Mohamed est Burkinabé.

-Salam Aleykoum Mohamed.

-Aleykoum salam Gaétan qu'il me répond.

Je présente Mohamed à mes deux consoeurs congolaise et sénégalaise, Marie-Clarisse et Ami.

On parle un peu du Burkina Faso. Puis du travail de la soirée.

Puis elles s'en vont prendre leur bus qui est gratuit en ce moment pour les travailleurs essentiels. C'est fou comme l'on devient un peu socialiste et un peu juste en temps de crise. En temps normal. tout le monde se fout de mes camarades de travail.

23h45

Une préposée envoyée par le CIUSSS sonne à la porte. On l'envoie en renfort jusqu'à demain matin. Est-ce parce que mes statuts publics sur Facebook font leur effet? Je ne cache rien. Je dévoile tout au mépris de toutes règles. J'avise la préposée de ce à quoi elle s'expose ce soir. Elle le sait. Elle est prête.

-Ok. Eh bien tu vas travailler avec Mohamed cette nuit.

Je salue les deux.

Je dois retourner me coucher si je veux être capable de passer au travers de la pire tempête de ma vie.

Ma blonde est réveillée. On jase. On se révolte. On rit noir.

Puis on dort. Parce que la journée va être rough and tough demain. Peut-être pire qu'aujourd'hui.

Un journaliste de Radio-Canada me texte. Il veut savoir pour quelle résidence je travaille. Je lui réponds que je suis à milles lieues de ça. Je ne donne pas d'entrevues. Je ne fais pas un show. Je fais du journalisme citoyen. Le service est plus rapide.

Pour un soldat en première ligne, au front sanitaire, il y a des dizaines de personnes qui se proposent pour nous diriger, tapis derrière leur écran. On a besoin de mains et de bras pour torcher, pour soigner, pour ramasser. Je suis un intellectuel et un artiste-peintre et je sacrifie ces aspects de ma vie pour donner des soins aux autres. Je ne me cache pas. On ne se cache pas.
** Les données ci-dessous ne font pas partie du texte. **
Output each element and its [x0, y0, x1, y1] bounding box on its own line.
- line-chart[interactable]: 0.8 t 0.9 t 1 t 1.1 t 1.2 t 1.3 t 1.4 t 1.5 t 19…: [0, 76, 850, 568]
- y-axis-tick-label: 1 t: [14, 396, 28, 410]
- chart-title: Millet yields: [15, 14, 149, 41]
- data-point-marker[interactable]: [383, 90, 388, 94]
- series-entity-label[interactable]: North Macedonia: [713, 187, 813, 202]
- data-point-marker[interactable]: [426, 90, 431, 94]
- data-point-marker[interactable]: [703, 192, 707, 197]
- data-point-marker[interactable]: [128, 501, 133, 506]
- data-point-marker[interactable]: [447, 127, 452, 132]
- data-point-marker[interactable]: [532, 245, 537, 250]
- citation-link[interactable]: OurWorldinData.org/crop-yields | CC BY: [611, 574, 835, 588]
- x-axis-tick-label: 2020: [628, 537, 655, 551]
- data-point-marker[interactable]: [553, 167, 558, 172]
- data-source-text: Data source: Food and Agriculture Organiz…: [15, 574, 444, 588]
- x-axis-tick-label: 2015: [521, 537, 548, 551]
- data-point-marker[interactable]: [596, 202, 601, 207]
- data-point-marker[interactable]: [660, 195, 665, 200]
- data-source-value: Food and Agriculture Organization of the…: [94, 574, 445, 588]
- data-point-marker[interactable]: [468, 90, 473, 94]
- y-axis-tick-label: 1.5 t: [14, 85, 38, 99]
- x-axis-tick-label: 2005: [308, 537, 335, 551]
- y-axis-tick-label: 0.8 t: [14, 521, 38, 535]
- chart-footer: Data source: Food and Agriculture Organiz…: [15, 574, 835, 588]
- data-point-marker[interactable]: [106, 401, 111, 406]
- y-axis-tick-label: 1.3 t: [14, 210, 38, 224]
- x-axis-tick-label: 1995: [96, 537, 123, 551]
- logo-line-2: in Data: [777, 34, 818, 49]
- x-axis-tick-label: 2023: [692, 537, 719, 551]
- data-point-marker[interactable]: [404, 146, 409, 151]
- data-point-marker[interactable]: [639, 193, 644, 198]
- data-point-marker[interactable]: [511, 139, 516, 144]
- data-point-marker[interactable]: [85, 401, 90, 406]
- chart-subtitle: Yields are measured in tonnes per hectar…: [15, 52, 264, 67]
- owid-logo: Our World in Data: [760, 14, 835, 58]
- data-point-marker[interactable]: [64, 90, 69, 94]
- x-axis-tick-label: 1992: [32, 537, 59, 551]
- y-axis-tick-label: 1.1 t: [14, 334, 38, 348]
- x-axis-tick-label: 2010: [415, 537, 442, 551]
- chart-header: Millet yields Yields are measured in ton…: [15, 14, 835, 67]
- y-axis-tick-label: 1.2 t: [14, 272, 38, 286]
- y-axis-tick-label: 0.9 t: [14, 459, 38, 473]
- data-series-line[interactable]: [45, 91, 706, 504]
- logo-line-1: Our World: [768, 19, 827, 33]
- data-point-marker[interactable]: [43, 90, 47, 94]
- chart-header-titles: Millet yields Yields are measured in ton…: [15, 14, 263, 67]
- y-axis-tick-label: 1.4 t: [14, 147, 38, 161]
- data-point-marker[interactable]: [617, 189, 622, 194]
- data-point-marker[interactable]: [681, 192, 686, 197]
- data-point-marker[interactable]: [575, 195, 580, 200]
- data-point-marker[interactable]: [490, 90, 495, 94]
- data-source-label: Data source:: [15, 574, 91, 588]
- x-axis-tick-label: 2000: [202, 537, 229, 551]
De grâce, fonctionnaires, si vous n'avez rien d'autres à faire que d'inventer de nouveaux formulaires en temps de pandémie, eh bien juste fuck you.

***

D'ici les prochains jours les patients atteints de la Covid-19 pourraient potentiellement mourir à notre résidence sans être transférés à l'hôpital. Ce scénario ne doit pas se produire mais il est nécessaire de l'envisager. Que fait-on avec les corps? Qu'en est-il de nos protections en tant que travailleurs? Trop de questions surviennent. On ne peut pas tout gérer ça. Et on se dit qu'on va peut-être passer à autre chose après avoir surmontés cette éclosion de la Covid-19. On a besoin de beauté voyez-vous. Nous vivons, moi et mes camarades, en plein cauchemar. Nous défions la peur. Nous narguons la mort. Jusqu'à quand? Je n'en sais rien. Je ne suis pas Dieu. S'Il existe, je veux qu'Il nous débarrasse de l'avidité, du narcissisme, de l'égoïsme, des grosses fortunes, etc.

Prenez soin de vous chères soeurs et chers frères humains.

Combattez l'injustice et les inégalités sociales partout où vous les voyez.

C'est tout aussi important que de porter des gants.